Proper Interpretation of Leonov Polygons - Example

August 25, 2015

Steve DiBartolomeo
Applications Manager

An OEM client of Artwork's GBRUnion library reported a problem in interpreting the ASCII output - in particular where there are a number of LEONOV polygons mixed together with regular polygons. In order to help troubleshoot his problem I took the ASCII file and broke it into a number of smaller files.

So that I could view the ASCII data in Artwork's 3DVU program, I modified the header to meet the requirements of ASC23DI.exe.

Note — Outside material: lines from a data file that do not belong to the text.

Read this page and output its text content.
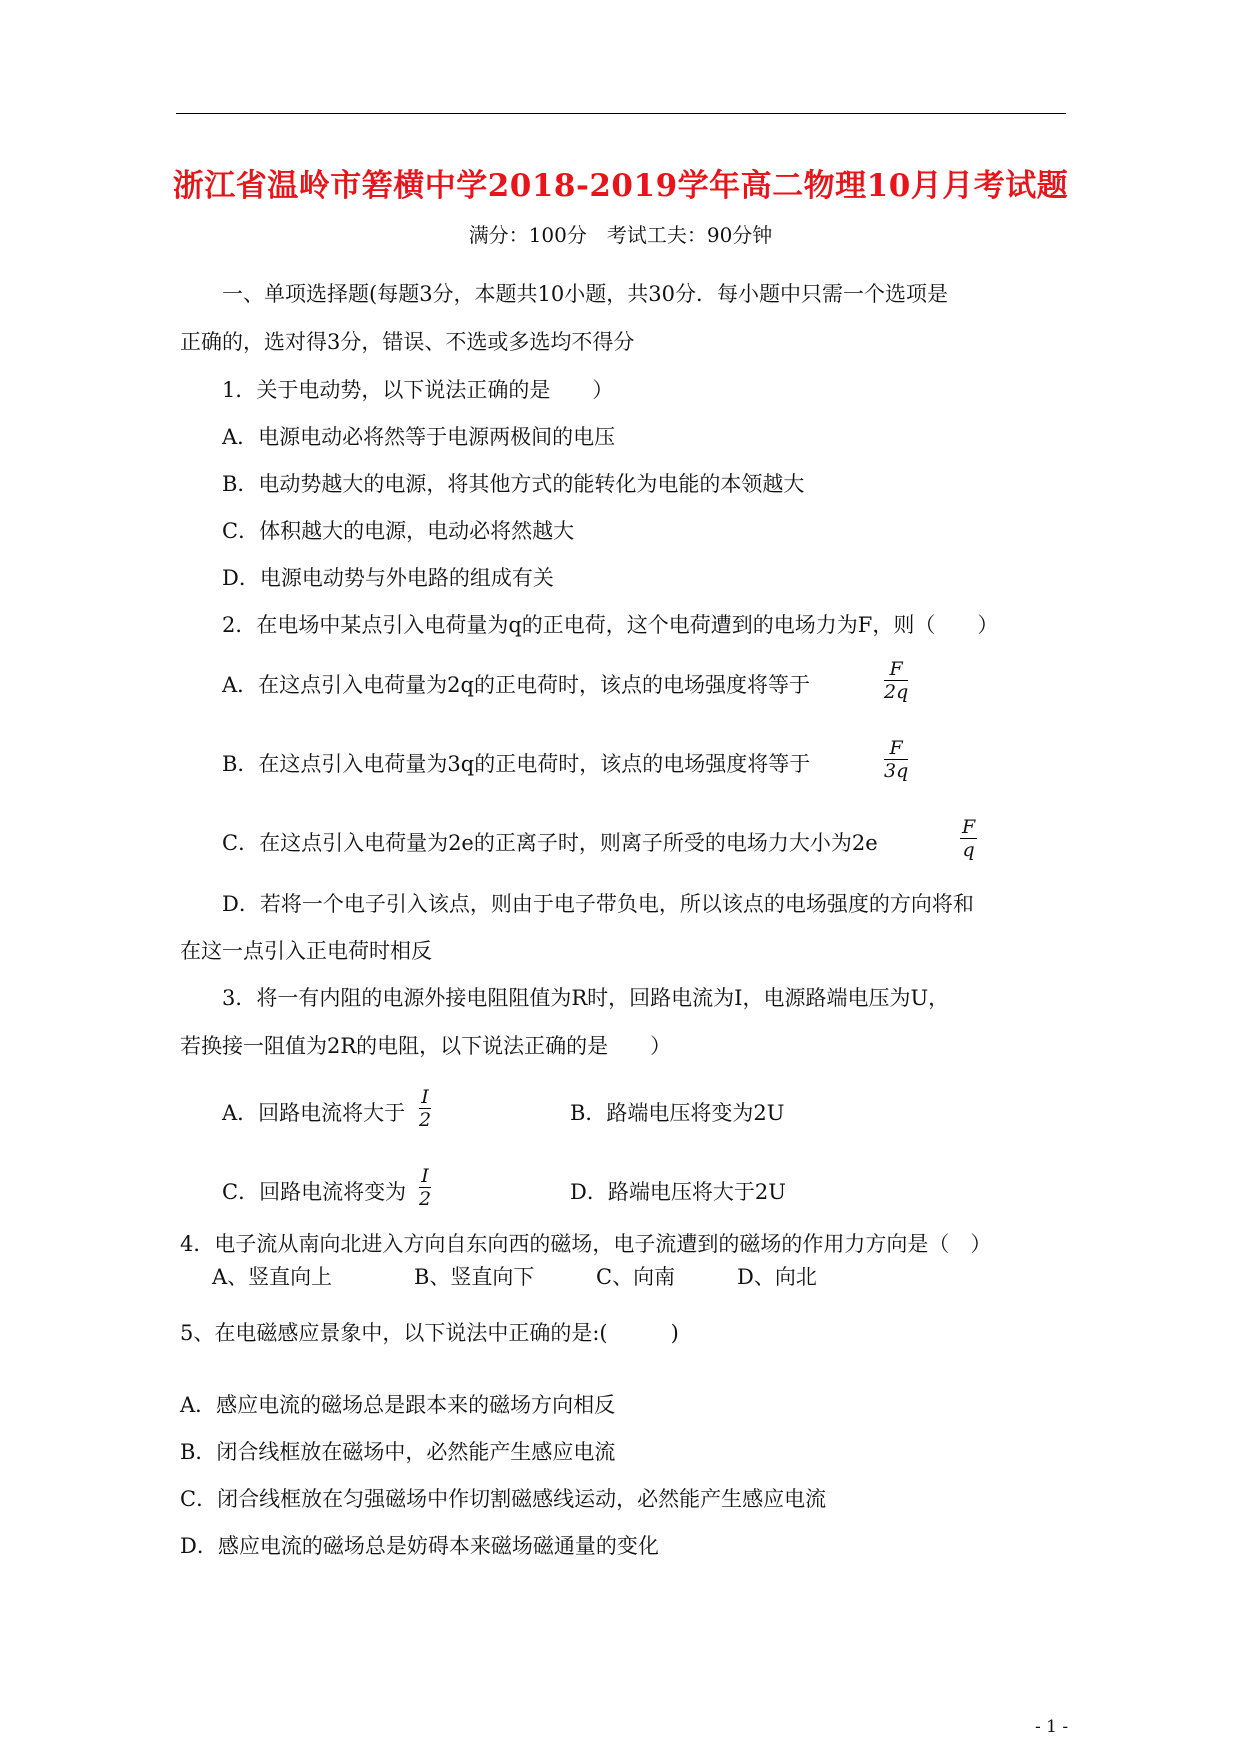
浙江省温岭市箬横中学2018-2019学年高二物理10月月考试题
满分：100分　考试工夫：90分钟
一、单项选择题(每题3分，本题共10小题，共30分．每小题中只需一个选项是
正确的，选对得3分，错误、不选或多选均不得分
1．关于电动势，以下说法正确的是　　）
A．电源电动必将然等于电源两极间的电压
B．电动势越大的电源，将其他方式的能转化为电能的本领越大
C．体积越大的电源，电动必将然越大
D．电源电动势与外电路的组成有关
2．在电场中某点引入电荷量为q的正电荷，这个电荷遭到的电场力为F，则（　　）
A．在这点引入电荷量为2q的正电荷时，该点的电场强度将等于	$\frac{F}{2q}$
B．在这点引入电荷量为3q的正电荷时，该点的电场强度将等于	$\frac{F}{3q}$
C．在这点引入电荷量为2e的正离子时，则离子所受的电场力大小为2e	$\frac{F}{q}$
D．若将一个电子引入该点，则由于电子带负电，所以该点的电场强度的方向将和
在这一点引入正电荷时相反
3．将一有内阻的电源外接电阻阻值为R时，回路电流为I，电源路端电压为U，
若换接一阻值为2R的电阻，以下说法正确的是　　）
A．回路电流将大于 $\frac{I}{2}$	B．路端电压将变为2U
C．回路电流将变为 $\frac{I}{2}$	D．路端电压将大于2U
4．电子流从南向北进入方向自东向西的磁场，电子流遭到的磁场的作用力方向是（　）
A、竖直向上	B、竖直向下	C、向南	D、向北
5、在电磁感应景象中，以下说法中正确的是:(　　　)
A．感应电流的磁场总是跟本来的磁场方向相反
B．闭合线框放在磁场中，必然能产生感应电流
C．闭合线框放在匀强磁场中作切割磁感线运动，必然能产生感应电流
D．感应电流的磁场总是妨碍本来磁场磁通量的变化
- 1 -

How to do this is documented in this article.

The file we are starting with is called window_clip.txt and after the header is modified it is called window_clip2.txt.

If I view the entire window_clip2.txt file in 3DVU this is what I see. (And what our client should be seeing.)

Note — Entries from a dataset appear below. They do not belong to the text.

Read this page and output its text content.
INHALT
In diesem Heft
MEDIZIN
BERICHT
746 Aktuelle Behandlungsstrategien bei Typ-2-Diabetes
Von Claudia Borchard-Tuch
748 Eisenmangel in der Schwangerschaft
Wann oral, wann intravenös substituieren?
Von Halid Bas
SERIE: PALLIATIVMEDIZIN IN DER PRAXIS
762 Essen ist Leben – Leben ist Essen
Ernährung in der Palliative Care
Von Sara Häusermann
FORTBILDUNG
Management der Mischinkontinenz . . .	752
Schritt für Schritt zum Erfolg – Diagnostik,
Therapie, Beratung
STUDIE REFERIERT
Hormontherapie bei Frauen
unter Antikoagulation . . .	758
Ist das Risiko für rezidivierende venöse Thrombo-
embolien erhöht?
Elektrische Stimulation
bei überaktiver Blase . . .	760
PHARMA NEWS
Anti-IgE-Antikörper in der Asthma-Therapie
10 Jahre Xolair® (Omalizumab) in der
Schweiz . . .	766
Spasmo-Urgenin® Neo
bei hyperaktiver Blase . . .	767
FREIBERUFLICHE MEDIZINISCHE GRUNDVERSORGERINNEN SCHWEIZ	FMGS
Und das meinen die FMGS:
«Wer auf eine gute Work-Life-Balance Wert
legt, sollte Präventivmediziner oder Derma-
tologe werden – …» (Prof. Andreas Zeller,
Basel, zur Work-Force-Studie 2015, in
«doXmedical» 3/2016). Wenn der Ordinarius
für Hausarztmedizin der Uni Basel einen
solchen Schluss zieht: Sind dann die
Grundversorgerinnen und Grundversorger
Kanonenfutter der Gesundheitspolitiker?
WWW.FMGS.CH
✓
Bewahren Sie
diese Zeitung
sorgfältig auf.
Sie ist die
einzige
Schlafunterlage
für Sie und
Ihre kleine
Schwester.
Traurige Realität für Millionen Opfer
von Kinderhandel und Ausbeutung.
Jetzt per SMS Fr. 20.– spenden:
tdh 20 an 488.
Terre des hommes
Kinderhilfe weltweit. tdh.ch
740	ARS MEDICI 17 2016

3DVU display of window_clip2.txt

But the client is not showing a correct layout. Here is what the client shows (only a partial screen shot)


So what is possibly going wrong at the client?

Examing the ASCII File

If we examine the ASCII file we find that it starts with 193 regular boundaries. The file is called first_193_boundaries.txt.

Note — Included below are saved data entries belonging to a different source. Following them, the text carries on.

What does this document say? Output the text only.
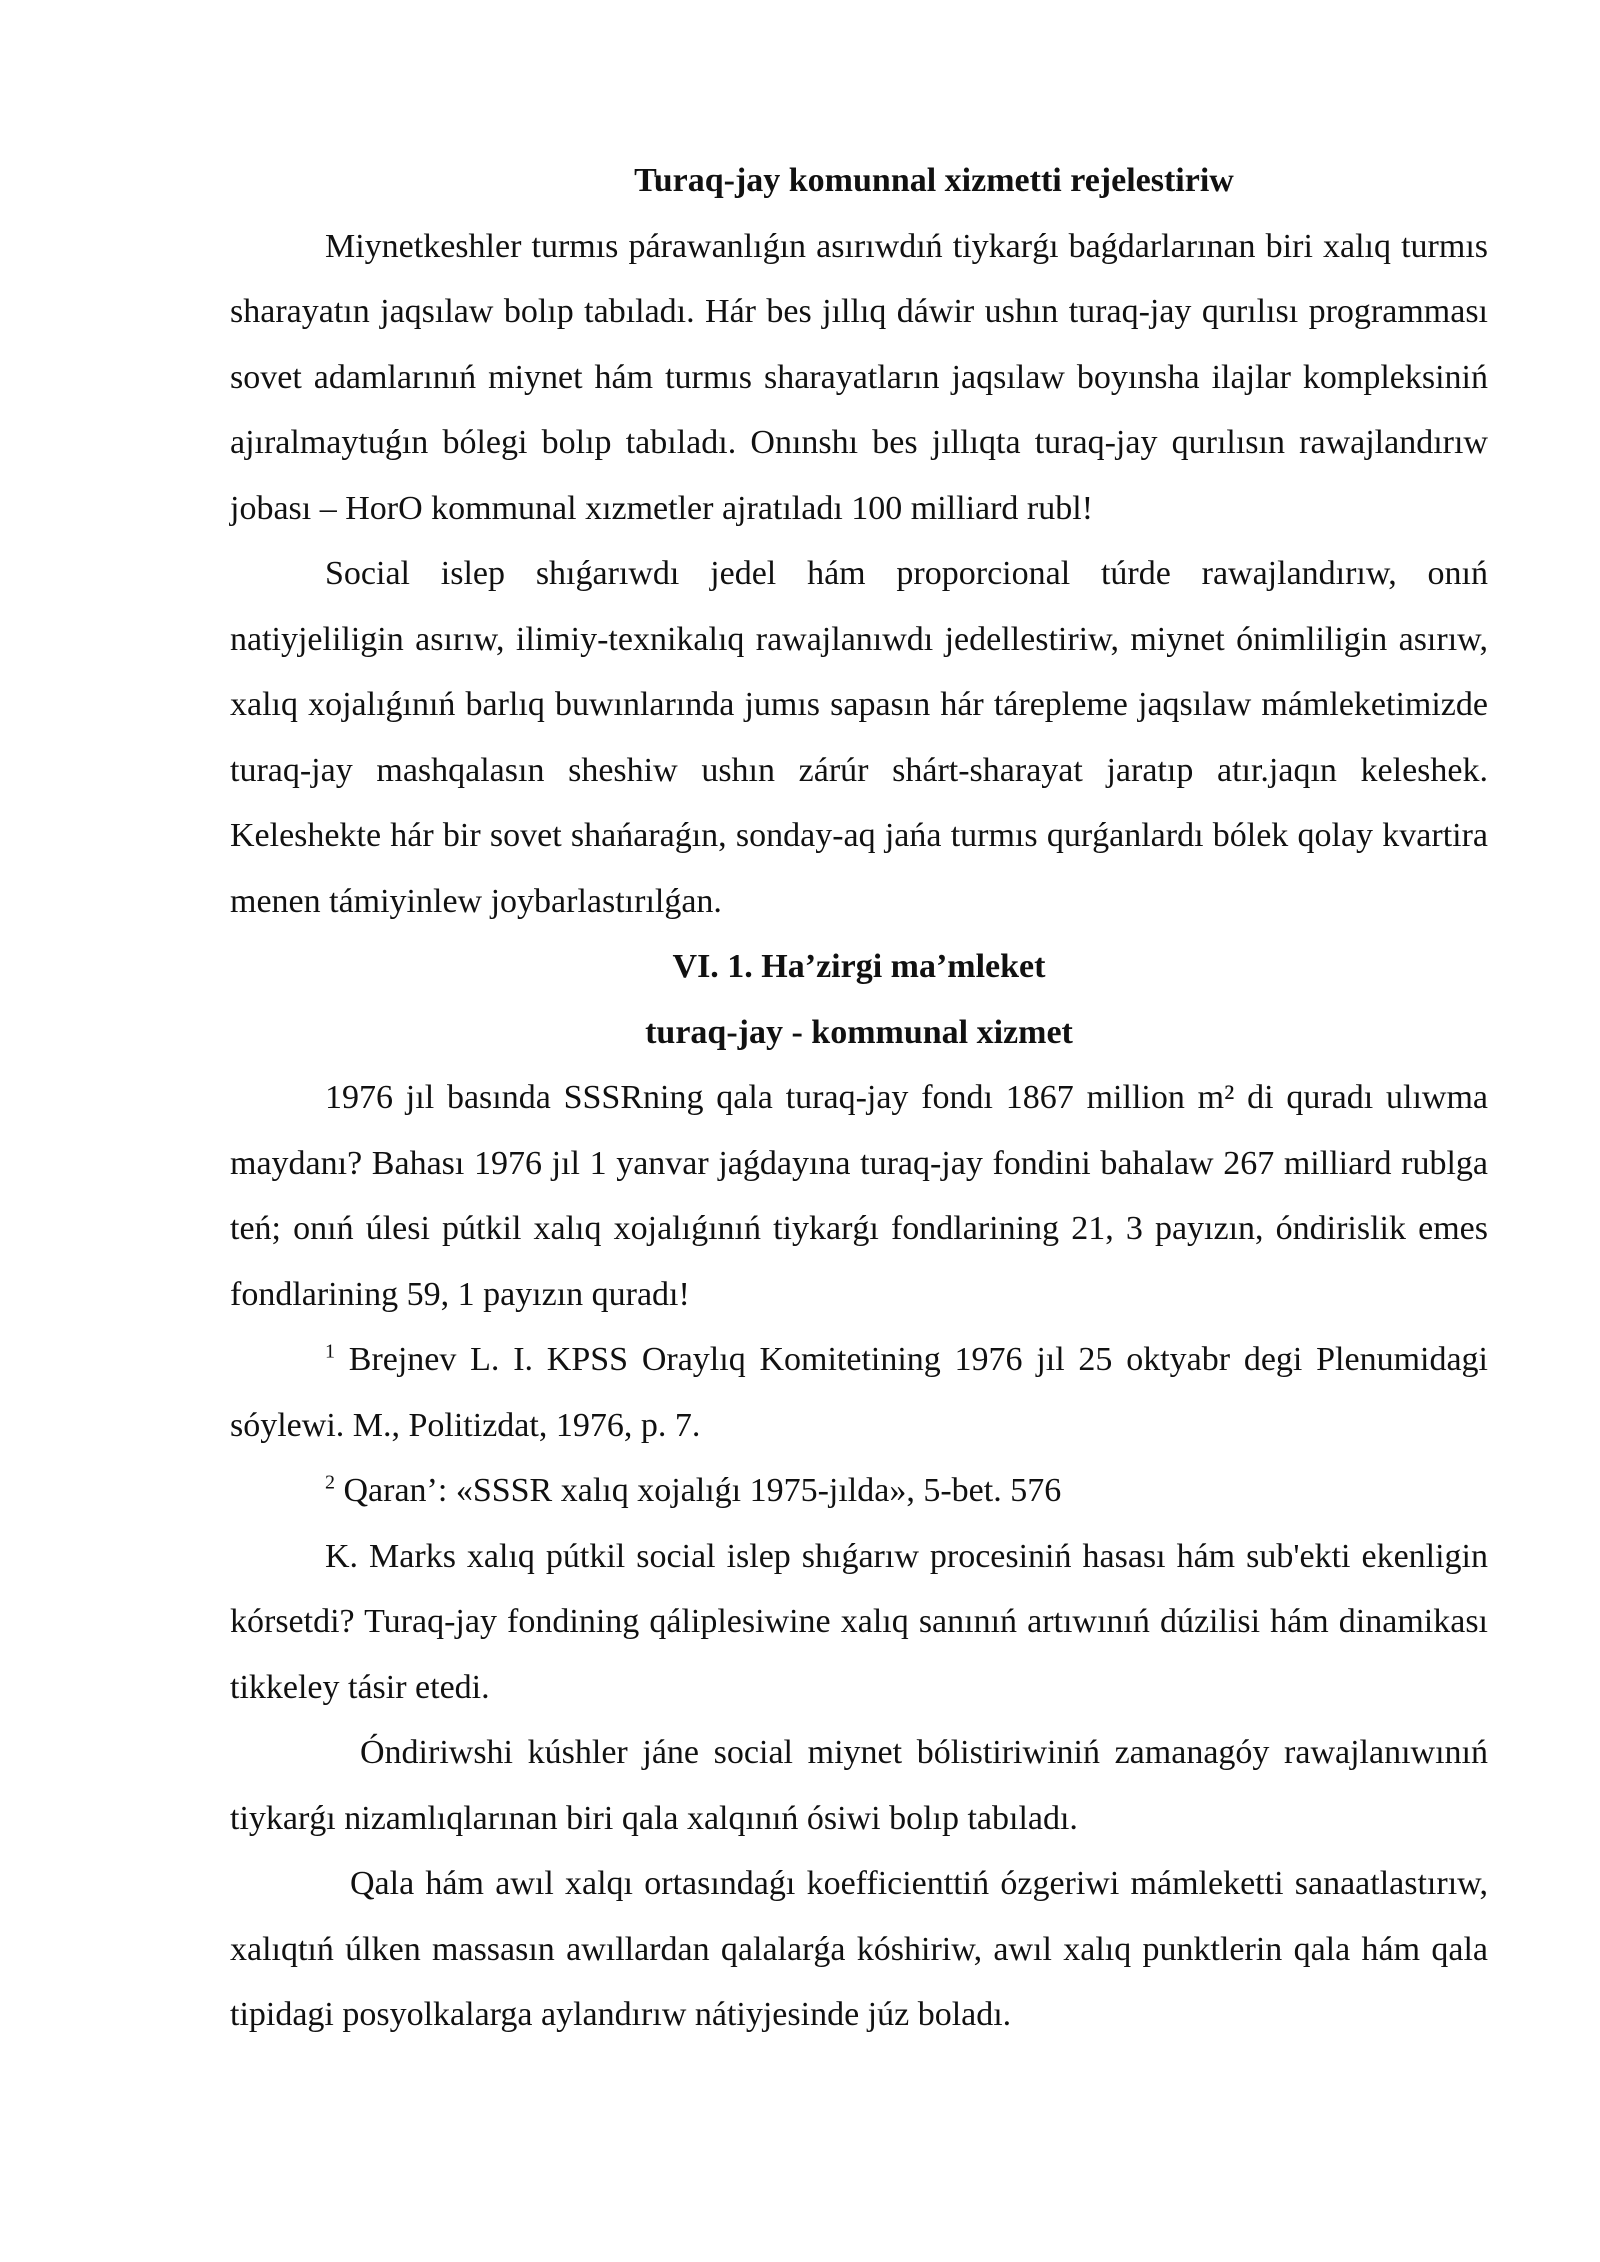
Turaq-jay komunnal xizmetti rejelestiriw

Miynetkeshler turmıs párawanlıǵın asırıwdıń tiykarǵı baǵdarlarınan biri xalıq turmıs sharayatın jaqsılaw bolıp tabıladı. Hár bes jıllıq dáwir ushın turaq-jay qurılısı programması sovet adamlarınıń miynet hám turmıs sharayatların jaqsılaw boyınsha ilajlar kompleksiniń ajıralmaytuǵın bólegi bolıp tabıladı. Onınshı bes jıllıqta turaq-jay qurılısın rawajlandırıw jobası – HorO kommunal xızmetler ajratıladı 100 milliard rubl!

Social islep shıǵarıwdı jedel hám proporcional túrde rawajlandırıw, onıń natiyjeliligin asırıw, ilimiy-texnikalıq rawajlanıwdı jedellestiriw, miynet ónimliligin asırıw, xalıq xojalıǵınıń barlıq buwınlarında jumıs sapasın hár tárepleme jaqsılaw mámleketimizde turaq-jay mashqalasın sheshiw ushın zárúr shárt-sharayat jaratıp atır.jaqın keleshek. Keleshekte hár bir sovet shańaraǵın, sonday-aq jańa turmıs qurǵanlardı bólek qolay kvartira menen támiyinlew joybarlastırılǵan.

VI. 1. Ha’zirgi ma’mleket
turaq-jay - kommunal xizmet

1976 jıl basında SSSRning qala turaq-jay fondı 1867 million m² di quradı ulıwma maydanı? Bahası 1976 jıl 1 yanvar jaǵdayına turaq-jay fondini bahalaw 267 milliard rublga teń; onıń úlesi pútkil xalıq xojalıǵınıń tiykarǵı fondlarining 21, 3 payızın, óndirislik emes fondlarining 59, 1 payızın quradı!

$^1$ Brejnev L. I. KPSS Oraylıq Komitetining 1976 jıl 25 oktyabr degi Plenumidagi sóylewi. M., Politizdat, 1976, p. 7.

$^2$ Qaran’: «SSSR xalıq xojalıǵı 1975-jılda», 5-bet. 576

K. Marks xalıq pútkil social islep shıǵarıw procesiniń hasası hám sub'ekti ekenligin kórsetdi? Turaq-jay fondining qáliplesiwine xalıq sanınıń artıwınıń dúzilisi hám dinamikası tikkeley tásir etedi.

Óndiriwshi kúshler jáne social miynet bólistiriwiniń zamanagóy rawajlanıwınıń tiykarǵı nizamlıqlarınan biri qala xalqınıń ósiwi bolıp tabıladı.

Qala hám awıl xalqı ortasındaǵı koefficienttiń ózgeriwi mámleketti sanaatlastırıw, xalıqtıń úlken massasın awıllardan qalalarǵa kóshiriw, awıl xalıq punktlerin qala hám qala tipidagi posyolkalarga aylandırıw nátiyjesinde júz boladı.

If we convert that file into 3Di and view it we will see:

First 193 boundaries in the ASCII file

I don't think that the client is having any problems generating these boundaries.

If we look at the largest of the LEONOV polygons - last_big_leonov.txt (it is also the very last polygon in the ASCII file) we see:

last big leonov polygon in ascii file

My Guess

My guess after examining the client's snapshot and the structure of the database is that either

    a) the client is not handling the last large leonov correctly.


    b) the client is assuming there is some interaction between the cutouts in the Leonov and any other polygons that occupy some of the cutout "space."


The client should download the various partial ASCII files I generated here and load them into his software. He should then compare the results to what I have shown in the document. If he sees a difference he can then check his algorithm to see where it is going wrong.